Diva arrived, and they went straight in to the banquet. The terrine was wrapped in a napkin, and Withers handed it to Diva. She helped herself handsomely to the truffles and the liver.
‘How delicious!’ she said. ‘And such a monster!’
‘I hope it’s good,’ said Elizabeth, not mentioning the donors. ‘It ought to be. Paris.’
Diva suddenly caught sight of a small label pasted below the distinguished one. It was that of the Tilling grocer, and a flood of light poured in upon her.
‘Lucia and Mr Georgie have sent such lovely Christmas presents to everybody,’ she said. ‘I felt quite ashamed of myself for only having given them threepenny cards.’
‘How sweet of them,’ said Elizabeth. ‘What were they?’
‘A beautiful box of hard chocolates for me,’ said Diva. ‘And a great pot of caviare for Susan, and an umbrella for the Padre – his blew inside out in the wind yesterday – and –’
‘And this beautiful pâté for me,’ interrupted Eli
zabeth, grasping the nettle, for it was obvious that Diva had guessed. ‘I was just going to tell you.’
Diva knew that was a lie, but it was no use telling Elizabeth so, because she knew it too, and she tactfully changed the subject.
‘I shall have to do my exercises three times to-day after such a lovely lunch,’ she said, as Elizabeth began slicing the turkey. But that was not a well-chosen topic, for subjects connected with Lucia might easily give rise to discord and she tried again and again and again, bumping, in her spinning-top manner, from one impediment to another.
‘Major Benjy can play the scale of C with his right hand’ – (No, that wouldn’t do). ‘What an odd voice Susan’s got: she sang an Italian song the other day at’ – (Worse and worse). ‘I sent two pictures to the winter exhibition’ – (Worse if possible: there seemed to be no safe topic under the sun). ‘A terrific gale, isn’t it? There’ll be three days of tremendous high tides for the wind is heaping them up. I should not wonder if the road by Grebe –’ (she gave it up: it was no use) ‘– isn’t flooded to-morrow.’

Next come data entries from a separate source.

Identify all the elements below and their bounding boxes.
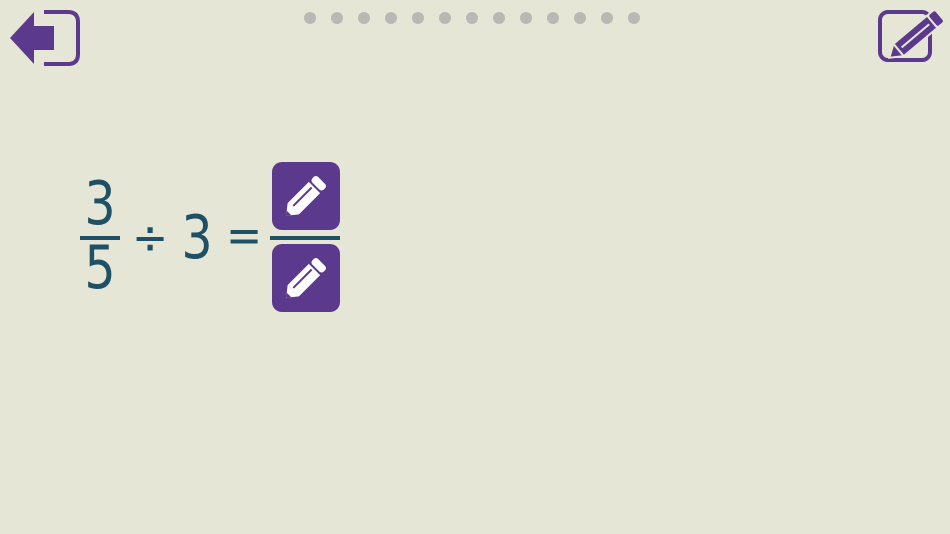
equation: 3 5 ÷ 3 =	[78, 160, 348, 320]
progress-dot[interactable]	[574, 12, 586, 24]
progress-dot[interactable]	[439, 12, 451, 24]
edit-pencil-icon	[878, 9, 945, 62]
divisor: 3	[181, 203, 213, 273]
progress-dots	[304, 12, 640, 24]
progress-dot[interactable]	[385, 12, 397, 24]
progress-dot[interactable]	[628, 12, 640, 24]
answer-fraction-bar	[270, 236, 340, 240]
equals-sign: =	[226, 208, 263, 264]
progress-dot[interactable]	[547, 12, 559, 24]
progress-dot[interactable]	[466, 12, 478, 24]
pencil-icon	[286, 258, 326, 298]
progress-dot[interactable]	[493, 12, 505, 24]
progress-dot[interactable]	[601, 12, 613, 24]
fraction-numerator: 3	[84, 169, 116, 239]
progress-dot[interactable]	[412, 12, 424, 24]
pencil-icon	[286, 176, 326, 216]
edit-button[interactable]	[876, 6, 948, 64]
progress-dot[interactable]	[520, 12, 532, 24]
progress-dot[interactable]	[358, 12, 370, 24]
progress-dot[interactable]	[331, 12, 343, 24]
back-button[interactable]	[8, 8, 82, 68]
fraction-denominator: 5	[84, 233, 116, 303]
answer-denominator-input[interactable]	[272, 244, 340, 312]
answer-numerator-input[interactable]	[272, 162, 340, 230]
division-operator: ÷	[132, 210, 169, 266]
back-arrow-icon	[10, 10, 80, 66]
progress-dot[interactable]	[304, 12, 316, 24]
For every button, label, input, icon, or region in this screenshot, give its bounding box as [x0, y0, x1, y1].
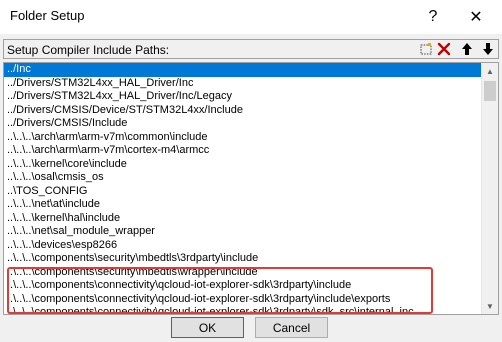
path-list-item[interactable]: ..\..\..\arch\arm\arm-v7m\common\include: [4, 131, 482, 145]
close-icon: ✕: [469, 9, 483, 26]
move-up-button[interactable]: [459, 41, 475, 57]
help-button[interactable]: ?: [413, 0, 453, 34]
window-title: Folder Setup: [10, 8, 85, 23]
path-list-item[interactable]: ..\..\..\net\sal_module_wrapper: [4, 225, 482, 239]
path-list-item[interactable]: ../Inc: [4, 63, 482, 77]
path-list-item[interactable]: ..\..\..\kernel\core\include: [4, 158, 482, 172]
title-bar: Folder Setup ? ✕: [0, 0, 502, 34]
scroll-thumb[interactable]: [484, 81, 496, 101]
path-list-item[interactable]: ../Drivers/STM32L4xx_HAL_Driver/Inc/Lega…: [4, 90, 482, 104]
ok-button[interactable]: OK: [171, 317, 244, 338]
path-list-item[interactable]: ../Drivers/STM32L4xx_HAL_Driver/Inc: [4, 77, 482, 91]
new-item-icon: [420, 43, 432, 55]
path-list-item[interactable]: ../Drivers/CMSIS/Device/ST/STM32L4xx/Inc…: [4, 104, 482, 118]
new-path-button[interactable]: [418, 41, 434, 57]
path-list-item[interactable]: ..\..\..\kernel\hal\include: [4, 212, 482, 226]
cancel-button[interactable]: Cancel: [255, 317, 328, 338]
close-button[interactable]: ✕: [456, 0, 496, 34]
include-paths-label: Setup Compiler Include Paths:: [7, 43, 170, 57]
path-list-item[interactable]: ../Drivers/CMSIS/Include: [4, 117, 482, 131]
move-down-button[interactable]: [480, 41, 496, 57]
delete-icon: [437, 42, 451, 56]
help-icon: ?: [428, 8, 438, 25]
path-list-item[interactable]: ..\..\..\devices\esp8266: [4, 239, 482, 253]
path-list-item[interactable]: ..\..\..\net\at\include: [4, 198, 482, 212]
scroll-down-arrow-icon[interactable]: ▼: [482, 298, 498, 314]
path-list-item[interactable]: ..\..\..\arch\arm\arm-v7m\cortex-m4\armc…: [4, 144, 482, 158]
vertical-scrollbar[interactable]: ▲ ▼: [481, 63, 498, 314]
annotation-highlight-box: [7, 267, 433, 314]
move-down-icon: [483, 43, 493, 55]
path-list-item[interactable]: ..\..\..\components\security\mbedtls\3rd…: [4, 252, 482, 266]
delete-path-button[interactable]: [436, 41, 452, 57]
path-list-item[interactable]: ..\..\..\osal\cmsis_os: [4, 171, 482, 185]
include-paths-header: Setup Compiler Include Paths:: [3, 39, 499, 59]
scroll-up-arrow-icon[interactable]: ▲: [482, 63, 498, 79]
path-list-item[interactable]: ..\TOS_CONFIG: [4, 185, 482, 199]
move-up-icon: [462, 43, 472, 55]
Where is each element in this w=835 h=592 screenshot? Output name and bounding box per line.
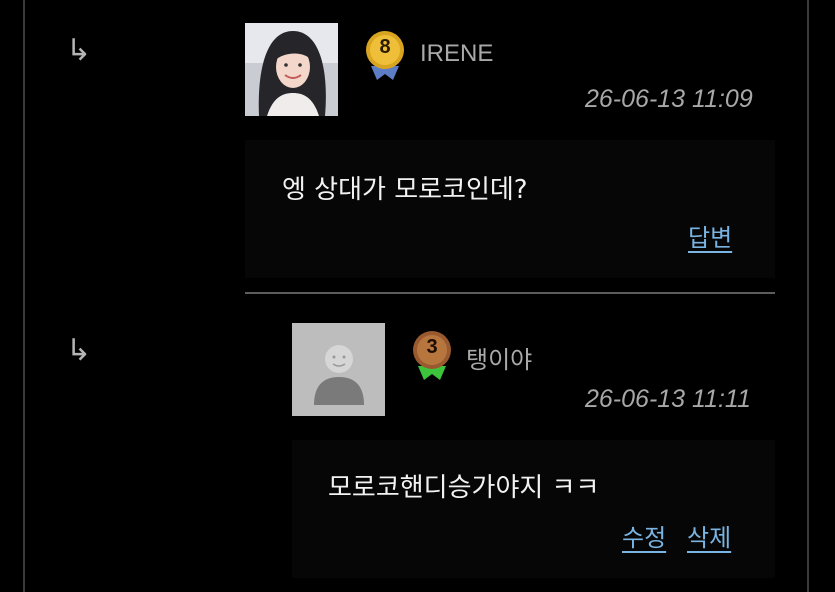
comment-divider [245,292,775,294]
level-number: 8 [379,36,391,58]
username[interactable]: IRENE [420,40,493,68]
level-badge: 3 [410,330,454,382]
reply-arrow-icon: ↳ [66,33,92,68]
comment-body: 모로코핸디승가야지 ㅋㅋ 수정 삭제 [292,440,775,578]
reply-arrow-icon: ↳ [66,333,92,368]
comment-body: 엥 상대가 모로코인데? 답변 [245,140,775,278]
timestamp: 26-06-13 11:11 [585,385,751,413]
comment-text: 엥 상대가 모로코인데? [282,175,528,205]
comment-text: 모로코핸디승가야지 ㅋㅋ [328,473,600,503]
timestamp: 26-06-13 11:09 [585,85,753,113]
edit-button[interactable]: 수정 [622,518,666,553]
level-number: 3 [426,336,438,358]
default-avatar-icon [292,323,385,416]
level-badge: 8 [363,30,407,82]
avatar[interactable] [245,23,338,116]
profile-photo-icon [245,23,338,116]
delete-button[interactable]: 삭제 [687,518,731,553]
username[interactable]: 탱이야 [466,340,532,375]
reply-button[interactable]: 답변 [688,218,732,253]
avatar[interactable] [292,323,385,416]
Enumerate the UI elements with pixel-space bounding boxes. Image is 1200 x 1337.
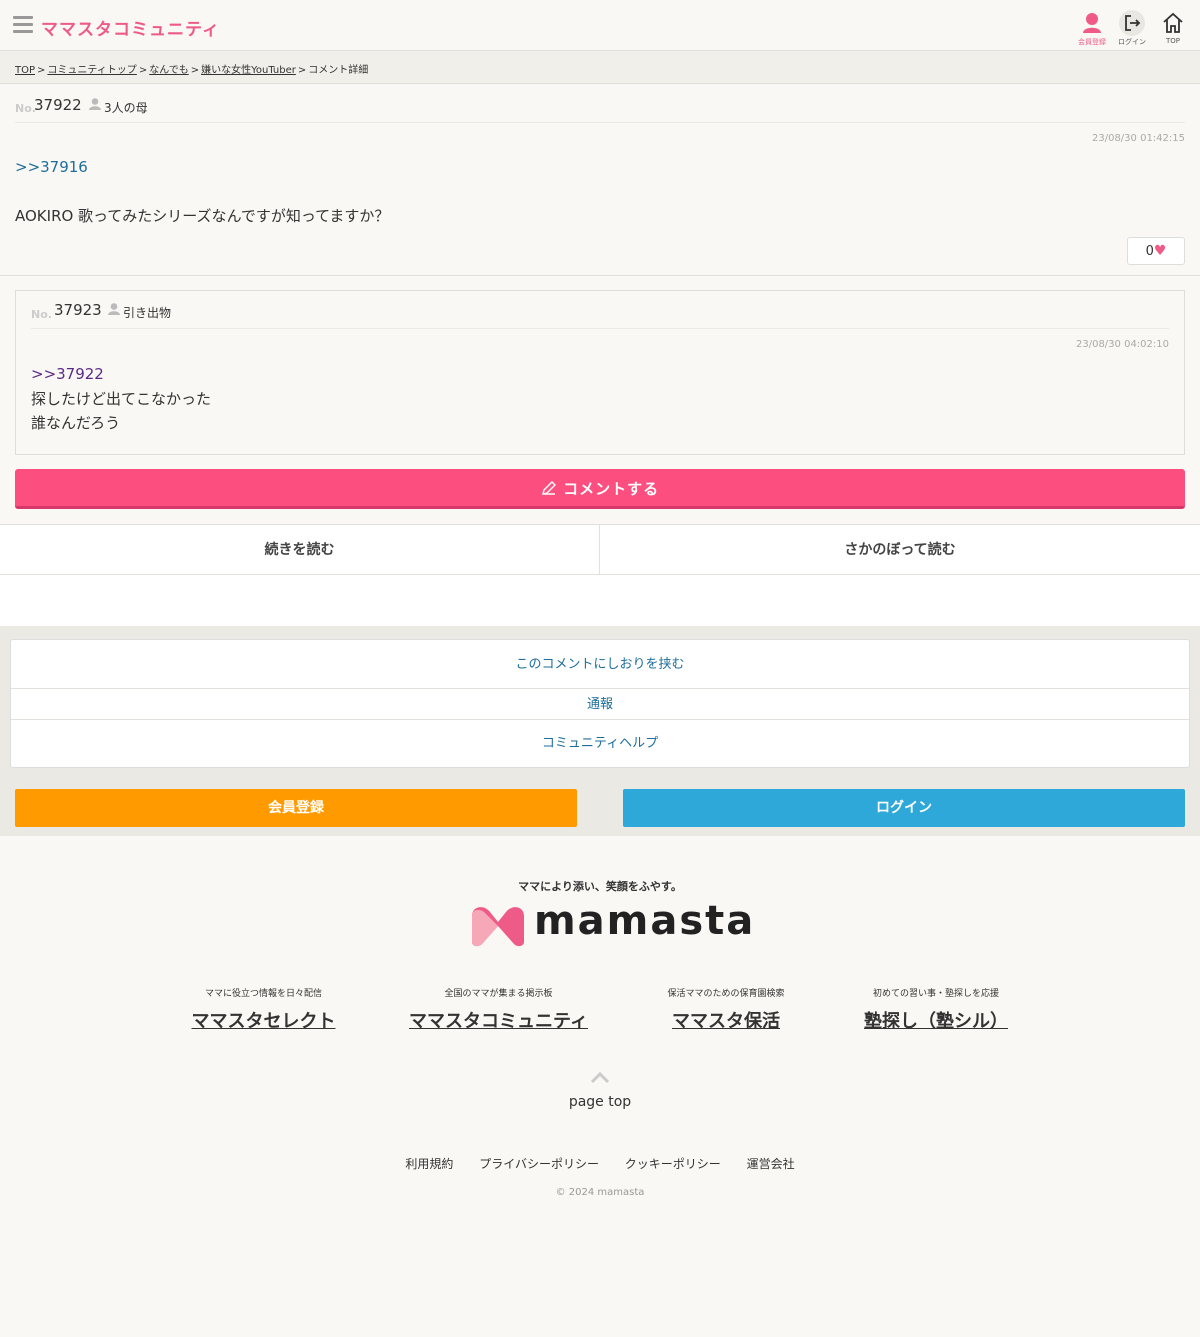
copyright: © 2024 mamasta bbox=[555, 1187, 645, 1198]
service-desc: 保活ママのための保育園検索 bbox=[667, 989, 785, 999]
breadcrumb-thread[interactable]: 嫌いな女性YouTuber bbox=[201, 65, 296, 76]
reply-comment-number: 37923 bbox=[54, 301, 102, 319]
reply-comment-header: No. 37923 引き出物 bbox=[31, 301, 1169, 329]
service-jukushiru: 初めての習い事・塾探しを応援 塾探し（塾シル） bbox=[854, 986, 1018, 1033]
user-icon bbox=[1083, 13, 1101, 33]
home-icon bbox=[1163, 12, 1183, 33]
service-desc: 初めての習い事・塾探しを応援 bbox=[872, 989, 999, 999]
service-desc: ママに役立つ情報を日々配信 bbox=[204, 989, 322, 999]
service-desc: 全国のママが集まる掲示板 bbox=[444, 989, 553, 999]
reply-body-line: 探したけど出てこなかった bbox=[31, 390, 212, 408]
read-next-button[interactable]: 続きを読む bbox=[0, 525, 600, 575]
service-link-hokatsu[interactable]: ママスタ保活 bbox=[652, 1007, 800, 1033]
service-link-community[interactable]: ママスタコミュニティ bbox=[402, 1007, 595, 1033]
page-top-button[interactable]: page top bbox=[550, 1070, 650, 1110]
top-header-label: TOP bbox=[1165, 37, 1180, 45]
breadcrumb-anything[interactable]: なんでも bbox=[149, 65, 189, 76]
login-button[interactable]: ログイン bbox=[623, 789, 1185, 827]
breadcrumb: TOP > コミュニティトップ > なんでも > 嫌いな女性YouTuber > コメント詳細 bbox=[0, 51, 1200, 84]
login-header-button[interactable]: ログイン bbox=[1112, 10, 1152, 48]
comment-header: No. 37922 3人の母 bbox=[15, 96, 1185, 123]
comment-user-name: 3人の母 bbox=[104, 101, 148, 115]
reply-user-name: 引き出物 bbox=[123, 306, 172, 320]
logo-text: mamasta bbox=[534, 898, 756, 944]
service-link-jukushiru[interactable]: 塾探し（塾シル） bbox=[854, 1007, 1018, 1033]
mamasta-logo[interactable]: mamasta bbox=[468, 898, 753, 948]
read-navigation: 続きを読む さかのぼって読む bbox=[0, 524, 1200, 575]
service-select: ママに役立つ情報を日々配信 ママスタセレクト bbox=[186, 986, 341, 1033]
hamburger-menu-icon[interactable] bbox=[13, 16, 33, 33]
login-header-label: ログイン bbox=[1118, 38, 1146, 46]
reply-anchor-link[interactable]: >>37922 bbox=[31, 365, 104, 383]
service-link-select[interactable]: ママスタセレクト bbox=[186, 1007, 341, 1033]
terms-link[interactable]: 利用規約 bbox=[405, 1155, 453, 1172]
breadcrumb-top[interactable]: TOP bbox=[15, 65, 35, 76]
community-help-link[interactable]: コミュニティヘルプ bbox=[11, 720, 1189, 768]
site-title[interactable]: ママスタコミュニティ bbox=[41, 15, 220, 40]
user-icon bbox=[89, 98, 101, 110]
like-button[interactable]: 0♥ bbox=[1127, 237, 1185, 265]
top-header-button[interactable]: TOP bbox=[1153, 10, 1193, 48]
comment-number: 37922 bbox=[34, 96, 82, 114]
read-back-button[interactable]: さかのぼって読む bbox=[600, 525, 1200, 575]
reply-anchor-link[interactable]: >>37916 bbox=[15, 158, 88, 176]
mamasta-logo-mark-icon bbox=[472, 907, 524, 947]
action-menu: このコメントにしおりを挟む 通報 コミュニティヘルプ bbox=[10, 639, 1190, 768]
privacy-policy-link[interactable]: プライバシーポリシー bbox=[479, 1155, 599, 1172]
bookmark-link[interactable]: このコメントにしおりを挟む bbox=[11, 640, 1189, 689]
user-icon bbox=[108, 303, 120, 315]
main-comment: No. 37922 3人の母 23/08/30 01:42:15 >>37916… bbox=[0, 84, 1200, 276]
report-link[interactable]: 通報 bbox=[11, 689, 1189, 720]
spacer bbox=[0, 575, 1200, 626]
heart-icon: ♥ bbox=[1153, 243, 1167, 259]
register-header-button[interactable]: 会員登録 bbox=[1072, 10, 1112, 48]
breadcrumb-current: コメント詳細 bbox=[308, 65, 369, 76]
like-count: 0 bbox=[1145, 244, 1154, 259]
comment-body: AOKIRO 歌ってみたシリーズなんですが知ってますか？ bbox=[15, 207, 390, 225]
reply-no-label: No. bbox=[31, 308, 52, 321]
service-community: 全国のママが集まる掲示板 ママスタコミュニティ bbox=[402, 986, 595, 1033]
register-header-label: 会員登録 bbox=[1078, 38, 1106, 46]
footer-tagline: ママにより添い、笑顔をふやす。 bbox=[518, 880, 682, 893]
reply-comment-date: 23/08/30 04:02:10 bbox=[1075, 339, 1169, 350]
post-comment-button[interactable]: コメントする bbox=[15, 469, 1185, 509]
breadcrumb-community-top[interactable]: コミュニティトップ bbox=[47, 65, 136, 76]
footer-links: 利用規約 プライバシーポリシー クッキーポリシー 運営会社 bbox=[0, 1155, 1200, 1172]
register-button[interactable]: 会員登録 bbox=[15, 789, 577, 827]
reply-body-line: 誰なんだろう bbox=[31, 414, 121, 432]
comment-date: 23/08/30 01:42:15 bbox=[1091, 133, 1185, 144]
cookie-policy-link[interactable]: クッキーポリシー bbox=[625, 1155, 721, 1172]
action-area: このコメントにしおりを挟む 通報 コミュニティヘルプ bbox=[0, 626, 1200, 780]
reply-comment: No. 37923 引き出物 23/08/30 04:02:10 >>37922… bbox=[15, 290, 1185, 455]
chevron-up-icon bbox=[590, 1071, 610, 1084]
page-top-label: page top bbox=[568, 1094, 632, 1110]
pencil-icon bbox=[541, 481, 556, 495]
company-link[interactable]: 運営会社 bbox=[747, 1155, 795, 1172]
auth-bar: 会員登録 ログイン bbox=[0, 780, 1200, 836]
logout-arrow-icon bbox=[1119, 10, 1145, 36]
post-comment-label: コメントする bbox=[563, 480, 660, 498]
comment-no-label: No. bbox=[15, 102, 36, 115]
site-header: ママスタコミュニティ 会員登録 ログイン TOP bbox=[0, 0, 1200, 51]
service-hokatsu: 保活ママのための保育園検索 ママスタ保活 bbox=[652, 986, 800, 1033]
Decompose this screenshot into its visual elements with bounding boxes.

Elizabeth behaved like a perfect lady. She saw that Diva was doing her best to keep off disagreeable subjects on Christmas Day, but there were really no others. All topics led to Lucia.
‘I hope not,’ she said, ‘for with all the field-paths soaked from the rain it is my regular walk just now. But not very likely, dear, for after the last time that the road was flooded, they built the bank opposite – opposite that house much higher.’